Each week our team of experienced senior road testers pick out a new model from the world of innovative, premium and performance badges, and put it through its paces.
The Dawn is Rolls-Royce’s “baby” of the clan, although as Rolls only deals in gargantuan slices of luxury, everything is relative. It is the convertible version of the Wraith three-door coupé, thus mixing up the lifestyle element of a drop-top with the more dynamic appeal of the Wraith: a highly tempting proposition, in other words. If you have your doubts, maybe the company boss, Torsten Müller-Ötvös can tempt you with his description of the car as “the sexiest Rolls-Royce ever built”, when it was unveiled at the Geneva motor show in 2015.
What has put the four-year-old convertible back on the agenda is the recent makeover it has had courtesy of Rolls-Royce’s Black Badge sub-brand. This styling treatment, as the name suggests, is all about smoking up the metalwork, turning the Spirit of Ecstasy black, adding blackened metal and paintwork outside and dark leathers and tones inside. The commercial reason behind the move is to attract younger customers to the brand, an effort which has succeeded admirably, with the average Rolls-Royce owner globally now a cool 40 years old. That demographic is something most mass manufacturers can only dream of.
The Black Badge’s exterior is incredible, with what Rolls Royce describes as “the most exhaustive painting and polishing process ever used for a solid paint colour”.
The interior is similarly impressive. There’s dark panelling, dark leather, contrasting piping and embossing on the seats, and bright stitching on the steering wheel and door pockets.
As the brand’s parent owner, BMW Group supplies the satnav and infotainment screen and graphics, which is a good thing because they are some of the clearest in the business, and the iDrive rotary controller is simple to use when you’re driving. You do get a bespoke, in-house audio system however, which is sublime.

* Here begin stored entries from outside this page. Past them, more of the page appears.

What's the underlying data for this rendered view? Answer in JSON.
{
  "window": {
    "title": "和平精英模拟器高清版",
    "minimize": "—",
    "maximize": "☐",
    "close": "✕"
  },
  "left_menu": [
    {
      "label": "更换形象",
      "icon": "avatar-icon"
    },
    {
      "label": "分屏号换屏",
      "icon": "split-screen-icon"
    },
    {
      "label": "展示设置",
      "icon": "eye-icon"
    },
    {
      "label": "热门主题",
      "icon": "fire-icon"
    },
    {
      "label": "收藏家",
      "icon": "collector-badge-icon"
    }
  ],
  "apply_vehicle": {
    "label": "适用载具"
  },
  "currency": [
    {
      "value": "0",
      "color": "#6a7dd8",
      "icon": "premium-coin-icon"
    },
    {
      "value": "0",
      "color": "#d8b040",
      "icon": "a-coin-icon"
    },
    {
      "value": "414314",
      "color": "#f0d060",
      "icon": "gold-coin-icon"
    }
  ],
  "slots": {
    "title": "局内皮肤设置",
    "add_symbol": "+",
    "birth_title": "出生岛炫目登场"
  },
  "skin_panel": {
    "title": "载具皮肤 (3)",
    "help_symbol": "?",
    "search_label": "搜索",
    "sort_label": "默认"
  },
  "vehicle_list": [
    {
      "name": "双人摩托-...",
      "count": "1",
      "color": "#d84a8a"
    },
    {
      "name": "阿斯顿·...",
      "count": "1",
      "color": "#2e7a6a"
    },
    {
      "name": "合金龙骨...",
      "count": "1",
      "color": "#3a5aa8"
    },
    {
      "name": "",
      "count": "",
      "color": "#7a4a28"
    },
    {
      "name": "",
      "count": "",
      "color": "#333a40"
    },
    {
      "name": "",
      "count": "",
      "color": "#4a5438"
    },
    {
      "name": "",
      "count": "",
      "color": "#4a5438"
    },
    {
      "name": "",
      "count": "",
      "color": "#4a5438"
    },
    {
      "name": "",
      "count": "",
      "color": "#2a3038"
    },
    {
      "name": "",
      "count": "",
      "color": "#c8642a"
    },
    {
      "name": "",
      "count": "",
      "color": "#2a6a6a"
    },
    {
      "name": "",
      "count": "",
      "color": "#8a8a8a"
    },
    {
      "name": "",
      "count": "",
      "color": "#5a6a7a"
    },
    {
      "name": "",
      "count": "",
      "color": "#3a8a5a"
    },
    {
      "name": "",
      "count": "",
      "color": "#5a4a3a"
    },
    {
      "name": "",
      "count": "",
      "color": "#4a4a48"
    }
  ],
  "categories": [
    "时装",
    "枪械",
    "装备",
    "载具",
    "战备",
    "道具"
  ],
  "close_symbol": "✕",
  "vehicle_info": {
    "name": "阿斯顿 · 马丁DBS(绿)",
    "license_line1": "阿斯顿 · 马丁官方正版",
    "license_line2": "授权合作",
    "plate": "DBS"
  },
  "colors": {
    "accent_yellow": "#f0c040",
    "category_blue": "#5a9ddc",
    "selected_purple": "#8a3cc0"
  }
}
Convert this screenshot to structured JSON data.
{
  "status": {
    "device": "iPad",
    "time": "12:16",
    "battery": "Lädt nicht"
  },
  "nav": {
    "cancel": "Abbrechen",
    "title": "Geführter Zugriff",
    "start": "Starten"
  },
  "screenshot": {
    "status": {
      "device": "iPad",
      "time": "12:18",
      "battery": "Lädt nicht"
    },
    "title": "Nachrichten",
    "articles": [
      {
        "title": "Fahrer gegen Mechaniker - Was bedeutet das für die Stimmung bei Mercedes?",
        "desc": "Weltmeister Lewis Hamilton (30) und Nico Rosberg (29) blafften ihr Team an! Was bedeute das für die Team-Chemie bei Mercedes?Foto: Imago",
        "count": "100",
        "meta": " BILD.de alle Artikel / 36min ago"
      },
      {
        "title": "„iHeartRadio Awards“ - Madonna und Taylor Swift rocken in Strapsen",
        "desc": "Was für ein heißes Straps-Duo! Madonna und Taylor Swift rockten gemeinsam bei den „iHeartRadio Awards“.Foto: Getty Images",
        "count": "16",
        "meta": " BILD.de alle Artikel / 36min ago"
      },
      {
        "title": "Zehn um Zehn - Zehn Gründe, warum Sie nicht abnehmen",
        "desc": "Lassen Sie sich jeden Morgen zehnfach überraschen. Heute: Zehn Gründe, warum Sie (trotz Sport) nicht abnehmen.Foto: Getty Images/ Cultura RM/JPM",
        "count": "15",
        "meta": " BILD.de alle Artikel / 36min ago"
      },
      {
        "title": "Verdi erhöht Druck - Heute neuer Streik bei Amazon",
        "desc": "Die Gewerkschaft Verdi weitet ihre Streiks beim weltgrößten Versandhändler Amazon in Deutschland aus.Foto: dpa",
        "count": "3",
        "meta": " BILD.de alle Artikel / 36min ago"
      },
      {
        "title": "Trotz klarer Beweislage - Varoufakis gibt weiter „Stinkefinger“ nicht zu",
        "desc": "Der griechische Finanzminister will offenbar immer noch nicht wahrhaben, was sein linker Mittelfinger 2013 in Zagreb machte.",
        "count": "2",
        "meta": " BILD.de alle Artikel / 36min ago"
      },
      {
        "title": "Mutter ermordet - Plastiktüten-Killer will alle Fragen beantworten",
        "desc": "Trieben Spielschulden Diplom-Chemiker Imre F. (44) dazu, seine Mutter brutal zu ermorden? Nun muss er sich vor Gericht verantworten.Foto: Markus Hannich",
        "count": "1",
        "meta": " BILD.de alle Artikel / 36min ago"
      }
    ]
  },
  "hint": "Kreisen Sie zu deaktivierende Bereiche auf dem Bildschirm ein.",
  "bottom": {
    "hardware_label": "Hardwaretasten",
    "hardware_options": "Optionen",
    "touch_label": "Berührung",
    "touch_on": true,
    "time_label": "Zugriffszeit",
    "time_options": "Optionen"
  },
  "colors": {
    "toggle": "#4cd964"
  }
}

Despite being the baby of the range, there is acres of space front and rear: my two children were difficult to reach on their booster seats as they sat so far back and gently reclined, with a large centre console between them. A warning: never alert a child to the fact that they can close the suicide doors by pressing the “Door” button once inside, or you'll never hear the end of arguing over whose turn it is to do it.
Wonderful touches include the umbrellas mounted below the A-pillars in the bodywork: ours were colour matched, with contrasting back and red stripes. Of course.
The power in a Rolls-Royce is always extraordinary, not merely in the amount produced by the twin-turbo V12 engine but also, and more importantly, in the manner in which it is delivered. Power is up by 30 horses for the Black Badge, to 593 of them, ditto the torque, to a mighty 841Nm. The extra power is combined with more dynamic throttle mapping and a recalibrated automatic transmission.
This is a heavy car, with a lot of sound deadening and leather aboard, but the 0-62mph sprint takes 4.9 seconds. You simultaneously don’t notice it, and are aware of an almighty presence below your seat, in your stomach and in your back, and suddenly you are where you weren’t five seconds ago. It’s hard for the senses to keep up, so mostly they just take a back seat and enjoy one of the finest rides you can take in a motor car.
That grace and elegance are compounded by both the silence of the interior, which even a large fabric roof doesn’t ruin. And the ride quality, that famous “waftability”, is still in evidence, despite the shorter wheelbase and slightly stiffer suspension settings for the Black Badge. You drift over disrupted surfaces with a nonchalance only an indecent amount of luxury can supply. And yet somehow the steering remains sensitive and pin-sharp, feeding back beautiful through the thin circular rim.
It’s just a joy to drive this car, from beginning to end. Few cars truly deserve the full five-star review, but the Dawn has always been one of them. It is undoubtedly the world’s most luxurious convertible, but is also possibly the finest to drive. There are faster ones, sharper ones, more engaging ones, of course, but when one no longer wants to be so heavily engaged, when one is tired of the speed and noise, where do you go to detox, to be still and mindful? Rolls-Royce is where. The Dawn offers a sanctuary to the weary global citizen like no other; like no private jet or exclusive hotel or members club or spa. It relaxes and rejuvenates the soul; if you’re in playful mood you can fold back the roof to feel the air on your face, and if you are in more contemplative mood, you can furl yourself into the huge leather seat and watch the world unfold before you. It’s magic, is what it is.